There are different treatments for major depressive disorder with seasonal pattern, depending on the severity of the symptoms. If you have another type of depression or bipolar disorder, the treatment may be different.
Many doctors recommend that patients with this disorder try to get outside early in the morning to increase their exposure to natural light. If this is impossible during dark winter months, antidepressant medications and/or light therapy (phototherapy) may be used. Light therapy involves a full-spectrum light that is shined directly into your eyes.
How Does Light Therapy Work for Major Depressive Disorder with Seasonal Pattern?
With light therapy for seasonal depression, you sit about 2 feet from a bright light (about 20 times brighter than normal room lighting). You start with one 10- to 15-minute session per day. The time is then increased to 30-45 minutes a day, depending on your response. Some teens recover within days using light therapy; others take much longer.
If the symptoms don't stop, your doctor may increase the light therapy sessions to twice daily. Those who respond to light therapy are encouraged to continue until they can be out in the sunshine again in springtime. Light therapy alone may not be enough to relieve the seasonal depression; since it is a form of major depression, an antidepressant may be helpful.
Some researchers link major depressive disorder with seasonal pattern to the natural hormone melatonin, which causes drowsiness. Because light modifies the amount of melatonin in the human nervous system and boosts serotonin to the brain, light therapy has an antidepressant effect.
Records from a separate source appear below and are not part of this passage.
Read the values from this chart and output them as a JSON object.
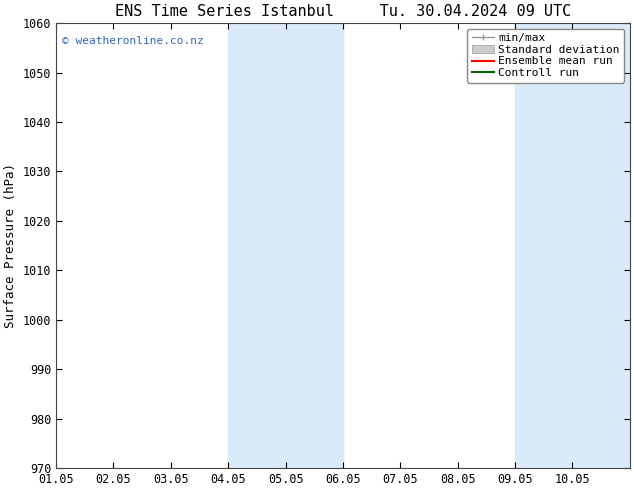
{
  "title_left": "ENS Time Series Istanbul",
  "title_right": "Tu. 30.04.2024 09 UTC",
  "ylabel": "Surface Pressure (hPa)",
  "xlim": [
    0,
    10
  ],
  "ylim": [
    970,
    1060
  ],
  "yticks": [
    970,
    980,
    990,
    1000,
    1010,
    1020,
    1030,
    1040,
    1050,
    1060
  ],
  "xtick_labels": [
    "01.05",
    "02.05",
    "03.05",
    "04.05",
    "05.05",
    "06.05",
    "07.05",
    "08.05",
    "09.05",
    "10.05"
  ],
  "background_color": "#ffffff",
  "plot_bg_color": "#ffffff",
  "shaded_regions": [
    {
      "xmin": 3.0,
      "xmax": 5.0,
      "color": "#daeaf8"
    },
    {
      "xmin": 8.0,
      "xmax": 10.0,
      "color": "#daeaf8"
    }
  ],
  "watermark_text": "© weatheronline.co.nz",
  "watermark_color": "#3366bb",
  "legend_labels": [
    "min/max",
    "Standard deviation",
    "Ensemble mean run",
    "Controll run"
  ],
  "legend_colors": [
    "#999999",
    "#cccccc",
    "#ff0000",
    "#006600"
  ],
  "title_fontsize": 11,
  "axis_fontsize": 9,
  "tick_fontsize": 8.5,
  "legend_fontsize": 8
}
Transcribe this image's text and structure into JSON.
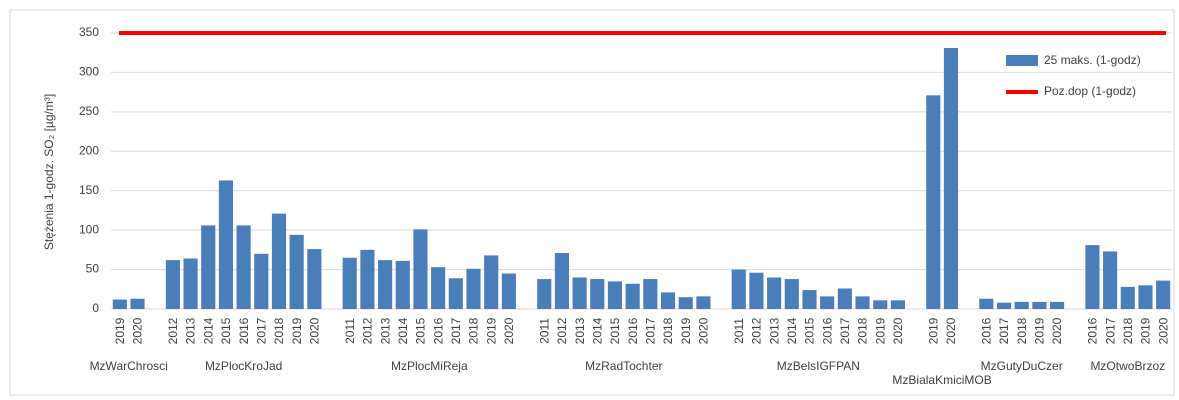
{
  "chart_data": {
    "type": "bar",
    "y_label": "Stężenia 1-godz. SO₂ [µg/m³]",
    "series_name": "25 maks. (1-godz)",
    "color": "#4a7ebb",
    "limit": {
      "name": "Poz.dop (1-godz)",
      "value": 350,
      "color": "#ff0000"
    },
    "ylim": [
      0,
      350
    ],
    "yticks": [
      0,
      50,
      100,
      150,
      200,
      250,
      300,
      350
    ],
    "grid": true,
    "groups": [
      {
        "name": "MzWarChrosci",
        "categories": [
          "2019",
          "2020"
        ],
        "values": [
          12,
          13
        ]
      },
      {
        "name": "MzPlocKroJad",
        "categories": [
          "2012",
          "2013",
          "2014",
          "2015",
          "2016",
          "2017",
          "2018",
          "2019",
          "2020"
        ],
        "values": [
          62,
          64,
          106,
          163,
          106,
          70,
          121,
          94,
          76
        ]
      },
      {
        "name": "MzPlocMiReja",
        "categories": [
          "2011",
          "2012",
          "2013",
          "2014",
          "2015",
          "2016",
          "2017",
          "2018",
          "2019",
          "2020"
        ],
        "values": [
          65,
          75,
          62,
          61,
          101,
          53,
          39,
          51,
          68,
          45
        ]
      },
      {
        "name": "MzRadTochter",
        "categories": [
          "2011",
          "2012",
          "2013",
          "2014",
          "2015",
          "2016",
          "2017",
          "2018",
          "2019",
          "2020"
        ],
        "values": [
          38,
          71,
          40,
          38,
          35,
          32,
          38,
          21,
          15,
          16
        ]
      },
      {
        "name": "MzBelsIGFPAN",
        "categories": [
          "2011",
          "2012",
          "2013",
          "2014",
          "2015",
          "2016",
          "2017",
          "2018",
          "2019",
          "2020"
        ],
        "values": [
          50,
          46,
          40,
          38,
          24,
          16,
          26,
          16,
          11,
          11
        ]
      },
      {
        "name": "MzBialaKmiciMOB",
        "categories": [
          "2019",
          "2020"
        ],
        "values": [
          271,
          331
        ]
      },
      {
        "name": "MzGutyDuCzer",
        "categories": [
          "2016",
          "2017",
          "2018",
          "2019",
          "2020"
        ],
        "values": [
          13,
          8,
          9,
          9,
          9
        ]
      },
      {
        "name": "MzOtwoBrzoz",
        "categories": [
          "2016",
          "2017",
          "2018",
          "2019",
          "2020"
        ],
        "values": [
          81,
          73,
          28,
          30,
          36
        ]
      }
    ]
  }
}
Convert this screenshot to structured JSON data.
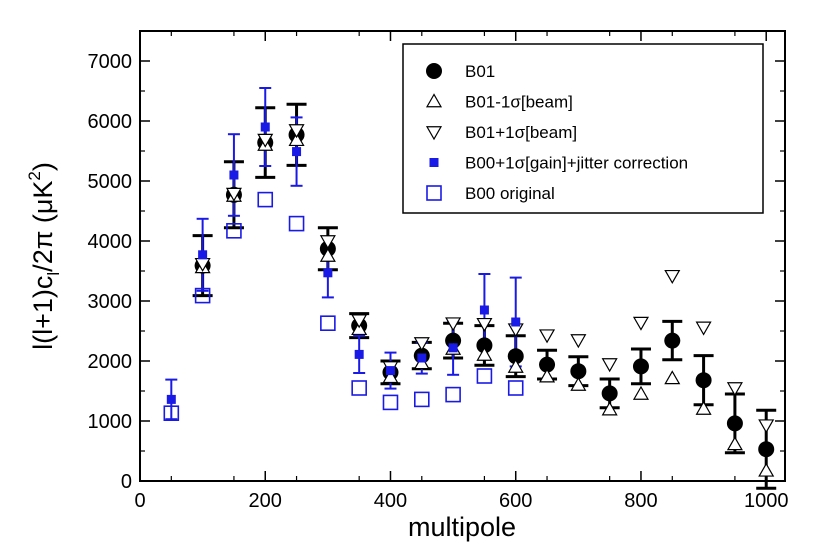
{
  "chart_data": {
    "type": "scatter",
    "title": "",
    "xlabel": "multipole",
    "ylabel": "l(l+1)cₗ/2π (μK²)",
    "ylabel_parts": {
      "main": "l(l+1)c",
      "sub": "l",
      "mid": "/2π (μK",
      "sup": "2",
      "end": ")"
    },
    "xlim": [
      0,
      1030
    ],
    "ylim": [
      0,
      7500
    ],
    "xticks": [
      0,
      200,
      400,
      600,
      800,
      1000
    ],
    "yticks": [
      0,
      1000,
      2000,
      3000,
      4000,
      5000,
      6000,
      7000
    ],
    "legend_position": "top-right",
    "series": [
      {
        "name": "B01",
        "marker": "filled-circle",
        "color": "#000000",
        "x": [
          100,
          150,
          200,
          250,
          300,
          350,
          400,
          450,
          500,
          550,
          600,
          650,
          700,
          750,
          800,
          850,
          900,
          950,
          1000
        ],
        "values": [
          3590,
          4770,
          5640,
          5770,
          3870,
          2590,
          1810,
          2090,
          2340,
          2260,
          2080,
          1940,
          1830,
          1460,
          1910,
          2340,
          1680,
          960,
          530
        ],
        "err": [
          500,
          550,
          580,
          510,
          350,
          200,
          190,
          220,
          290,
          330,
          340,
          240,
          240,
          240,
          290,
          320,
          410,
          490,
          650
        ]
      },
      {
        "name": "B01-1σ[beam]",
        "marker": "triangle-up",
        "color": "#000000",
        "x": [
          100,
          150,
          200,
          250,
          300,
          350,
          400,
          450,
          500,
          550,
          600,
          650,
          700,
          750,
          800,
          850,
          900,
          950,
          1000
        ],
        "values": [
          3560,
          4750,
          5600,
          5680,
          3750,
          2530,
          1730,
          1960,
          2200,
          2100,
          1900,
          1740,
          1600,
          1190,
          1450,
          1710,
          1200,
          610,
          170
        ]
      },
      {
        "name": "B01+1σ[beam]",
        "marker": "triangle-down",
        "color": "#000000",
        "x": [
          100,
          150,
          200,
          250,
          300,
          350,
          400,
          450,
          500,
          550,
          600,
          650,
          700,
          750,
          800,
          850,
          900,
          950,
          1000
        ],
        "values": [
          3620,
          4790,
          5690,
          5850,
          4000,
          2680,
          1900,
          2300,
          2630,
          2620,
          2530,
          2430,
          2350,
          1950,
          2640,
          3420,
          2560,
          1550,
          930
        ]
      },
      {
        "name": "B00+1σ[gain]+jitter correction",
        "marker": "filled-square",
        "color": "#1a1ae6",
        "x": [
          50,
          100,
          150,
          200,
          250,
          300,
          350,
          400,
          450,
          500,
          550,
          600
        ],
        "values": [
          1360,
          3770,
          5100,
          5900,
          5490,
          3470,
          2110,
          1840,
          2050,
          2220,
          2850,
          2650
        ],
        "err": [
          330,
          600,
          680,
          650,
          570,
          410,
          310,
          300,
          260,
          450,
          600,
          740
        ]
      },
      {
        "name": "B00 original",
        "marker": "open-square",
        "color": "#1a1ae6",
        "x": [
          50,
          100,
          150,
          200,
          250,
          300,
          350,
          400,
          450,
          500,
          550,
          600
        ],
        "values": [
          1130,
          3090,
          4170,
          4690,
          4290,
          2630,
          1550,
          1310,
          1360,
          1440,
          1750,
          1550
        ]
      }
    ]
  }
}
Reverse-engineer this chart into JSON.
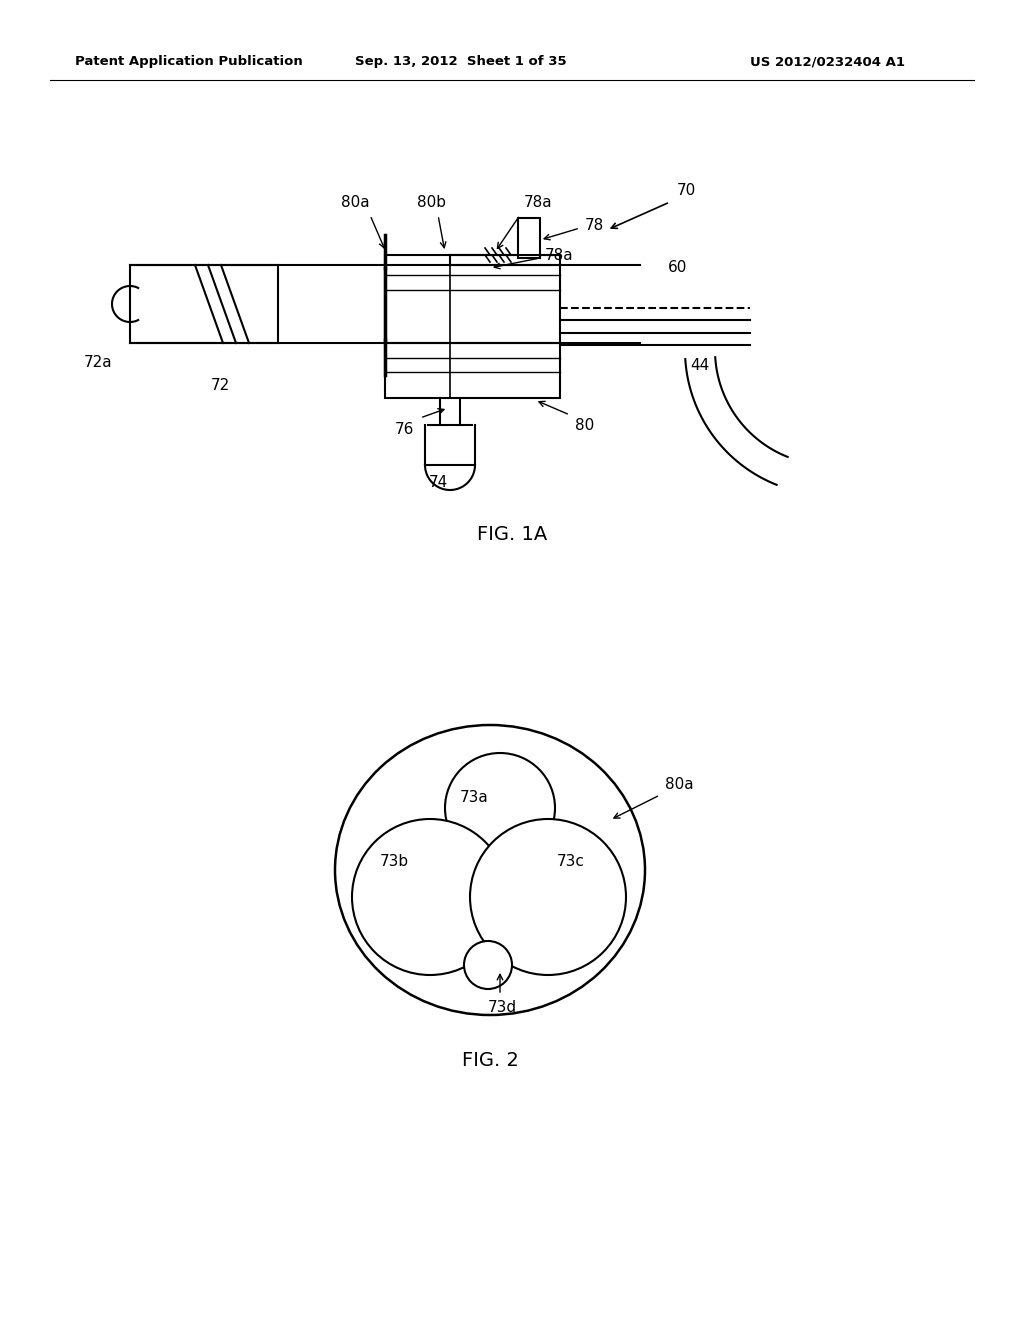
{
  "bg_color": "#ffffff",
  "header_text": "Patent Application Publication",
  "header_date": "Sep. 13, 2012  Sheet 1 of 35",
  "header_patent": "US 2012/0232404 A1",
  "fig1a_label": "FIG. 1A",
  "fig2_label": "FIG. 2",
  "line_color": "#000000",
  "line_width": 1.5
}
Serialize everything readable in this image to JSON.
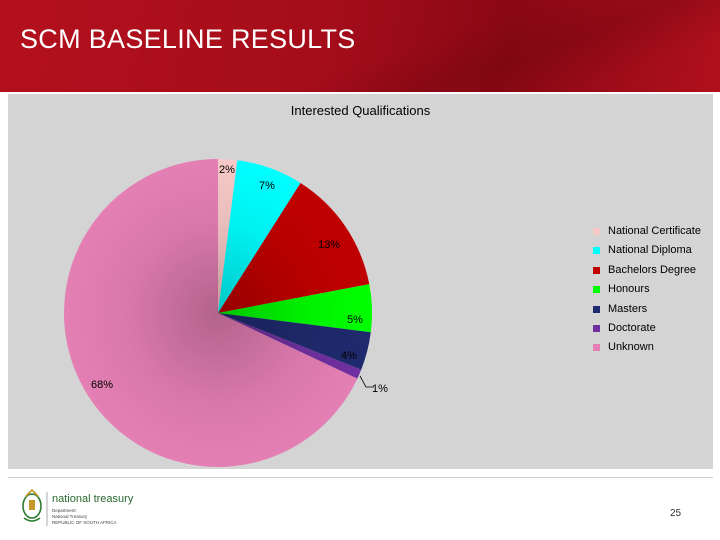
{
  "slide": {
    "title": "SCM BASELINE RESULTS",
    "page_number": "25"
  },
  "logo": {
    "name": "national treasury",
    "line1": "Department:",
    "line2": "National Treasury",
    "line3": "REPUBLIC OF SOUTH AFRICA"
  },
  "chart_data": {
    "type": "pie",
    "title": "Interested Qualifications",
    "legend_position": "right",
    "slices": [
      {
        "label": "National Certificate",
        "value": 2,
        "display": "2%",
        "color": "#f7c8c8"
      },
      {
        "label": "National Diploma",
        "value": 7,
        "display": "7%",
        "color": "#00ffff"
      },
      {
        "label": "Bachelors Degree",
        "value": 13,
        "display": "13%",
        "color": "#c00000"
      },
      {
        "label": "Honours",
        "value": 5,
        "display": "5%",
        "color": "#00ff00"
      },
      {
        "label": "Masters",
        "value": 4,
        "display": "4%",
        "color": "#1f2a6e"
      },
      {
        "label": "Doctorate",
        "value": 1,
        "display": "1%",
        "color": "#7030a0"
      },
      {
        "label": "Unknown",
        "value": 68,
        "display": "68%",
        "color": "#e47fb4"
      }
    ]
  }
}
When light strikes the eye's retina, a process in the body decreases the secretion of melatonin.
When Should I Call My Doctor About Major Depressive Disorder with Seasonal Pattern?
If you have feelings of depression, fatigue, and irritability that come at the same time each year, you may have a form of seasonal depression. Talk openly with your doctor about your feelings. Follow the doctor’s recommendations for lifestyle changes and/or treatment.
If your health care provider recommends light therapy, ask if they provide light boxes for patients with major disorder with seasonal pattern. You can also rent or purchase a light box, but they are expensive and health insurance companies do not usually cover them. While side effects are minimal with light therapy, be cautious if you have sensitive skin or have a tendency toward mania (feeling elated, excited, and unable to sleep).
Your health care provider might also suggest vitamin D supplementation.